I have a large data set that I have to read in to R fairly often. There are ~700,000 rows and 129 columns, and the data is spread across 258 individual files ranging in size from 10 - 24000KB, each with the same format.
Whilst trying to speed up import of this data, I noticed that it is significantly faster to import the data if it is all merged into a single 700,000 row .csv
file:
library(readr)
library(microbenchmark)
multiple = function() { #Read data as it is supplied, across 258 files
lapply(multiple_filepaths,
function(x)
read_csv(x, show_col_types = FALSE, progress = FALSE, col_types = coltypes))
}
single = function() { #Read data after it has been re-saved as a single file
read_csv(single_filepath,
show_col_types = FALSE, progress = FALSE, col_types = coltypes)
}
microbenchmark(multiple(), single(), times = 10)
Unit: seconds
expr min lq mean median uq max neval
multiple() 40.811196 40.988007 41.330675 41.279320 41.665536 41.948959 10
single() 5.258331 5.401542 6.016591 5.749491 6.668737 6.947849 10
As you can see, it is over 5 times slower to import from separate files. This seems like quite a drastic difference for what amounts to the same operation. Why is it so much slower across multiple files?

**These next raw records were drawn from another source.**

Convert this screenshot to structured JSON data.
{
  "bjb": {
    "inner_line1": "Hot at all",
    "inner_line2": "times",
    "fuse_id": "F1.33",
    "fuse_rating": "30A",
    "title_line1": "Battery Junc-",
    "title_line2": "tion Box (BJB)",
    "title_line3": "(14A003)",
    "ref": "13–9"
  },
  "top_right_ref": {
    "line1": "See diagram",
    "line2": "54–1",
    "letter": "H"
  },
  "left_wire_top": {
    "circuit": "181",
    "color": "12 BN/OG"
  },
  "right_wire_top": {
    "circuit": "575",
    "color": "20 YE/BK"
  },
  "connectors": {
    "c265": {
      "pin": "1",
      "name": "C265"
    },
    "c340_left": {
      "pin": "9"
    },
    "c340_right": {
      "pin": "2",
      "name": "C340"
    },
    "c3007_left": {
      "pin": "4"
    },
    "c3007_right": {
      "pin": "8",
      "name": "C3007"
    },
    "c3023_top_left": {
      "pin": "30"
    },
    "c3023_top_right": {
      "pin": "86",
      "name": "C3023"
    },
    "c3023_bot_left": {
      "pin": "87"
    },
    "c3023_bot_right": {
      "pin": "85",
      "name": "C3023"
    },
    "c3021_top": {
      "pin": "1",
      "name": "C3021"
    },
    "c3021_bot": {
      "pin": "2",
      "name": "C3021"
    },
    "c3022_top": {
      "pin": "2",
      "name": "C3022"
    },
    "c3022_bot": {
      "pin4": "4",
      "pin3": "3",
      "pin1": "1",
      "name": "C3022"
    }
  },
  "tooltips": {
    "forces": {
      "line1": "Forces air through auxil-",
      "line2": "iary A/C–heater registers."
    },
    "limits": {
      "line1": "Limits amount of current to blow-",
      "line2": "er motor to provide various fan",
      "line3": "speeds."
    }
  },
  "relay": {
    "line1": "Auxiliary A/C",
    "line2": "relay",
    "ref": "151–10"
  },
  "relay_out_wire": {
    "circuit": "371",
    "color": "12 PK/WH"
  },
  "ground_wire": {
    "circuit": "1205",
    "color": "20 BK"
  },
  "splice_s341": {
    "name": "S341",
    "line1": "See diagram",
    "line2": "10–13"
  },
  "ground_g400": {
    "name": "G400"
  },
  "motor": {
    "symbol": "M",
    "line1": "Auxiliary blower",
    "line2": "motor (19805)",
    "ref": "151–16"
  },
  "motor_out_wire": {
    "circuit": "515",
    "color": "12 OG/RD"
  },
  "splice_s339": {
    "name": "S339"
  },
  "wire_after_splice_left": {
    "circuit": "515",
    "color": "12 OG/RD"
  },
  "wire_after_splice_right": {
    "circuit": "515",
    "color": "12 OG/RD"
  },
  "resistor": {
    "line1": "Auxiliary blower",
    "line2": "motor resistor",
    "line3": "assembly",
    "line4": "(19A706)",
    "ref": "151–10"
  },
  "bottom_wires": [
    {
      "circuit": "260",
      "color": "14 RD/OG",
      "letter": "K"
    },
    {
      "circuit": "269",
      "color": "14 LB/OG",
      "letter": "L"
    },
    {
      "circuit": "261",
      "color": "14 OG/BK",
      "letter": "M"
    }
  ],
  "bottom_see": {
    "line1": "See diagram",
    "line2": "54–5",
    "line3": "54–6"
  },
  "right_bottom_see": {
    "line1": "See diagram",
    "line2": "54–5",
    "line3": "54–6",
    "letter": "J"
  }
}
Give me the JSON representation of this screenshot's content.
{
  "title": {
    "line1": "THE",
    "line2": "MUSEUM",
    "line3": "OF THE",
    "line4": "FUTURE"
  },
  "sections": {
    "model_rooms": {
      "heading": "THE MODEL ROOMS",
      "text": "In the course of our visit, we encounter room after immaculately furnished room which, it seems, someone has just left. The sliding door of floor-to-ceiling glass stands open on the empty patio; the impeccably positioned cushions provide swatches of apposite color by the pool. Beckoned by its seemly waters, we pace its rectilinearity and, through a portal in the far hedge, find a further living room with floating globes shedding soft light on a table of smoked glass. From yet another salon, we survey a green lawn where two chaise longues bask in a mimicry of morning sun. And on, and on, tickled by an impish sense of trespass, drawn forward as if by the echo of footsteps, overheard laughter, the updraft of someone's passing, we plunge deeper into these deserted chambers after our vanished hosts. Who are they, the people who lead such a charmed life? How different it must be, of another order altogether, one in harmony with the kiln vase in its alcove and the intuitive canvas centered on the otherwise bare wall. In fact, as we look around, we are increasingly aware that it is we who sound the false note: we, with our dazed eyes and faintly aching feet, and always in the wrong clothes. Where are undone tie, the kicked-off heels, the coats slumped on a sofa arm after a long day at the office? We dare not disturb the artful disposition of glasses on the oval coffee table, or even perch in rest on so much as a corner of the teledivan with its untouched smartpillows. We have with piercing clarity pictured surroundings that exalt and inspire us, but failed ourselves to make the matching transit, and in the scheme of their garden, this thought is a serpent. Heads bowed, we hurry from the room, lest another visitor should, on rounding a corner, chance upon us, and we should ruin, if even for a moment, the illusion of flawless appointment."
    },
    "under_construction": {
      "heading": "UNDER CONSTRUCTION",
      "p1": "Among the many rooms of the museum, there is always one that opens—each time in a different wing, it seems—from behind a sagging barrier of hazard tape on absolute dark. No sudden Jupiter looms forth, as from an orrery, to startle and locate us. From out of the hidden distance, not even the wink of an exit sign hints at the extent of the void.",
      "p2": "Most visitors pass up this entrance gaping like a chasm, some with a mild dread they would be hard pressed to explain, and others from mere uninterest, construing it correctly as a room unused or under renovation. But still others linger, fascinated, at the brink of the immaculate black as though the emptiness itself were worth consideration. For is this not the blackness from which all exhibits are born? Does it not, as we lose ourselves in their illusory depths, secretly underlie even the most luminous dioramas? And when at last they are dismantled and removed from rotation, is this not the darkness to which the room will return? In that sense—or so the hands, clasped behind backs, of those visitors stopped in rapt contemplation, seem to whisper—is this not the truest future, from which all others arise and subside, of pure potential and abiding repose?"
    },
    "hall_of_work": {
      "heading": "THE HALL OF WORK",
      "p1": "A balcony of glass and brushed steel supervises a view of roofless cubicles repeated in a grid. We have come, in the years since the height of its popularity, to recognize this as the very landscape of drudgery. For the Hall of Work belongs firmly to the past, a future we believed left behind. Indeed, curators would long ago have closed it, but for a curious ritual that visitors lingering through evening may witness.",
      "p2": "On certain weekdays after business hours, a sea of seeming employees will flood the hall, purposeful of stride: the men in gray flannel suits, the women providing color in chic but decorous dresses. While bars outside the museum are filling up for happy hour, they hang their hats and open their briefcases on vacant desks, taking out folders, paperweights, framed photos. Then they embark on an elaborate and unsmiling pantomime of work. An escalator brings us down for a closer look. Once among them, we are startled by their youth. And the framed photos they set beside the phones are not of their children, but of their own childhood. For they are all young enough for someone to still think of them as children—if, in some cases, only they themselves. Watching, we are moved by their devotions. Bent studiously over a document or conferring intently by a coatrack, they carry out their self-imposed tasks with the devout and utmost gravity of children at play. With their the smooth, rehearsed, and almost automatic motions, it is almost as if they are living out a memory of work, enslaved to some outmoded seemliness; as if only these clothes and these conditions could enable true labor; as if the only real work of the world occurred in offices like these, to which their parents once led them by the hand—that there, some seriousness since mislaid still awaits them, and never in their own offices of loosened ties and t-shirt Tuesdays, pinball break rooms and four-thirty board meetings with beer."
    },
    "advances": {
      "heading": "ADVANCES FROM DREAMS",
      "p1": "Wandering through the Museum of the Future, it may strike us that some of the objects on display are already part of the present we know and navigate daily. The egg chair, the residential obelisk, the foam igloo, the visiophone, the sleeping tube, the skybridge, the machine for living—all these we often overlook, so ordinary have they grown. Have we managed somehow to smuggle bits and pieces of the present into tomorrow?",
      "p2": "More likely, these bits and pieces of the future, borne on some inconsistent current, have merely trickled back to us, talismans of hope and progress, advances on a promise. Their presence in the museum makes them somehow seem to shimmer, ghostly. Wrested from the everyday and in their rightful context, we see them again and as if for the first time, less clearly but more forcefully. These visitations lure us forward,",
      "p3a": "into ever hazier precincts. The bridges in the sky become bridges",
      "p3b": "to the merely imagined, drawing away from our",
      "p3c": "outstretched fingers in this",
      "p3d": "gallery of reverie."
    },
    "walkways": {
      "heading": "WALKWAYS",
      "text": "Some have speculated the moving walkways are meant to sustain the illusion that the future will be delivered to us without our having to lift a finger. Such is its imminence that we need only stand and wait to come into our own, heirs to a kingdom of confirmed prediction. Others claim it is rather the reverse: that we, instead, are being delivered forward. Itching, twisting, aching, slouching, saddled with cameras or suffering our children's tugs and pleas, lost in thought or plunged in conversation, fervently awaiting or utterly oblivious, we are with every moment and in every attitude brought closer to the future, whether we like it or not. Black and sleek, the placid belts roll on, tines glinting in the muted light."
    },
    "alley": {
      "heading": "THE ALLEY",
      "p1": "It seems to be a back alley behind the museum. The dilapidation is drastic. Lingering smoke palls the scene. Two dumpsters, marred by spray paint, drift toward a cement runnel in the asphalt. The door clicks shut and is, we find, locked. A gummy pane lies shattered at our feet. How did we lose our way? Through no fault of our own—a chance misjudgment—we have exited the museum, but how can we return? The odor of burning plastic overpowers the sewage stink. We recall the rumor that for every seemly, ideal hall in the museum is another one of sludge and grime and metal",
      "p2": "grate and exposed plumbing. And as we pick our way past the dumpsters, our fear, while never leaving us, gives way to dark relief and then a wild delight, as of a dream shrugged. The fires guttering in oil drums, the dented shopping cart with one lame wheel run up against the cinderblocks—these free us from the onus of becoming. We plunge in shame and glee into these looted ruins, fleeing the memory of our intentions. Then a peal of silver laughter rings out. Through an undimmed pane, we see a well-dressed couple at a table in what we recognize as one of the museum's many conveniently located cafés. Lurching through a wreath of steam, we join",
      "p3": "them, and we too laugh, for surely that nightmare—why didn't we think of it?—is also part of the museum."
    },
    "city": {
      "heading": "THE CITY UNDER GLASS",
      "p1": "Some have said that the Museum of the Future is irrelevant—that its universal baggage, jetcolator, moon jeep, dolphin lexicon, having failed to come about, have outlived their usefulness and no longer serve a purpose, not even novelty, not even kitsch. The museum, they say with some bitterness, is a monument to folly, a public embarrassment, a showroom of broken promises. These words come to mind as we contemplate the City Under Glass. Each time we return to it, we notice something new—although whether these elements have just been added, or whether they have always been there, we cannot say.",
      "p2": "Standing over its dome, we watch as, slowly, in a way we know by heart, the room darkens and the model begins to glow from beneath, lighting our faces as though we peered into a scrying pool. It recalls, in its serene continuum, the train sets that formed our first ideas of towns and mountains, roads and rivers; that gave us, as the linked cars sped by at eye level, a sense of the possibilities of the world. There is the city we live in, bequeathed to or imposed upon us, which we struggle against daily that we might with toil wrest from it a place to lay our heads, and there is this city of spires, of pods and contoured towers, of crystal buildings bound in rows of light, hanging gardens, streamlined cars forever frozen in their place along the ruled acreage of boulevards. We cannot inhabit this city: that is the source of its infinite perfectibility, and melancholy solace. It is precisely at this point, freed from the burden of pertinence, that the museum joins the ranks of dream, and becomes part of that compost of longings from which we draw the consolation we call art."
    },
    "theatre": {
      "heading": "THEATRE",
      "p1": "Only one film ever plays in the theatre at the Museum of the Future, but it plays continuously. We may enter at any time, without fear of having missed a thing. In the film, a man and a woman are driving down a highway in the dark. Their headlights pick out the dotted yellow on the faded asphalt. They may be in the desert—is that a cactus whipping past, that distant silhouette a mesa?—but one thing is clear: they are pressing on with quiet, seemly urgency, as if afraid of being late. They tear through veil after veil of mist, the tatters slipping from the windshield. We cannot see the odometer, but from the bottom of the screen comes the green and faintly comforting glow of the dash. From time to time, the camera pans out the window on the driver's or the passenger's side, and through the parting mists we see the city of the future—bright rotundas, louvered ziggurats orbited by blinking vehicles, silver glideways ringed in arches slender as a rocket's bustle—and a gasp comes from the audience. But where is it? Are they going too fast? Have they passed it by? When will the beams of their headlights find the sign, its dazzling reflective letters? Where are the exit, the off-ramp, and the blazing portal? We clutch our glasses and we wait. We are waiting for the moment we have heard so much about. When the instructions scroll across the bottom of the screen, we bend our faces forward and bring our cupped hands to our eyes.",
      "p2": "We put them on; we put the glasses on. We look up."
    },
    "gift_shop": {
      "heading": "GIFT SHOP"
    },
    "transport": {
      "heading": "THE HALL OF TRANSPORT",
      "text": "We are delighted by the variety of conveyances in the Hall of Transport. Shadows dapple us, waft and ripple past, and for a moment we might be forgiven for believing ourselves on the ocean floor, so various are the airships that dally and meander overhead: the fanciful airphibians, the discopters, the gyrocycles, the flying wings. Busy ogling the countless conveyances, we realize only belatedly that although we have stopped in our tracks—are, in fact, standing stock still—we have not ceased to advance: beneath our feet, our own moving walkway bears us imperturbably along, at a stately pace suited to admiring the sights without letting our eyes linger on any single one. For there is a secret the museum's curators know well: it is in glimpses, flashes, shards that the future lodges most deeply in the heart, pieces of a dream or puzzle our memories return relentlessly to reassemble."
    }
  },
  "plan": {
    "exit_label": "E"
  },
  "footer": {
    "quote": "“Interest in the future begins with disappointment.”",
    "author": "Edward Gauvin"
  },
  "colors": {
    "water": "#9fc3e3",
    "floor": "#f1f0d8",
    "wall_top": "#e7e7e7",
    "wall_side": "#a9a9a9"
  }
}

Furthermore (since I have no choice in being supplied files separately) is there a way to get the multiple file import closer to that of the single file? I tried concatenating files before import, but this was also slow using CMD copy
(perhaps UNIX cat
would be better, but I am on a windows machine)
Edit: fread
Trying fread as suggested by @PaulS is still slower than the single file method. fread also exhibits the same slower behaviour on multiple files as opposed to one:
Unit: seconds
expr min lq mean median uq max neval
multiple() 40.972344 41.136988 41.319579 41.301631 41.493197 41.684763 3
single() 6.224543 6.487988 6.993778 6.751433 7.378395 8.005358 3
multiplefread() 19.16834 19.23708 19.33322 19.30583 19.41566 19.52543 3
singlefread() 2.195246 3.631488 5.053056 5.067730 6.481960 7.896188 3
Could the issue something to do with the disk hardware performing better on single files?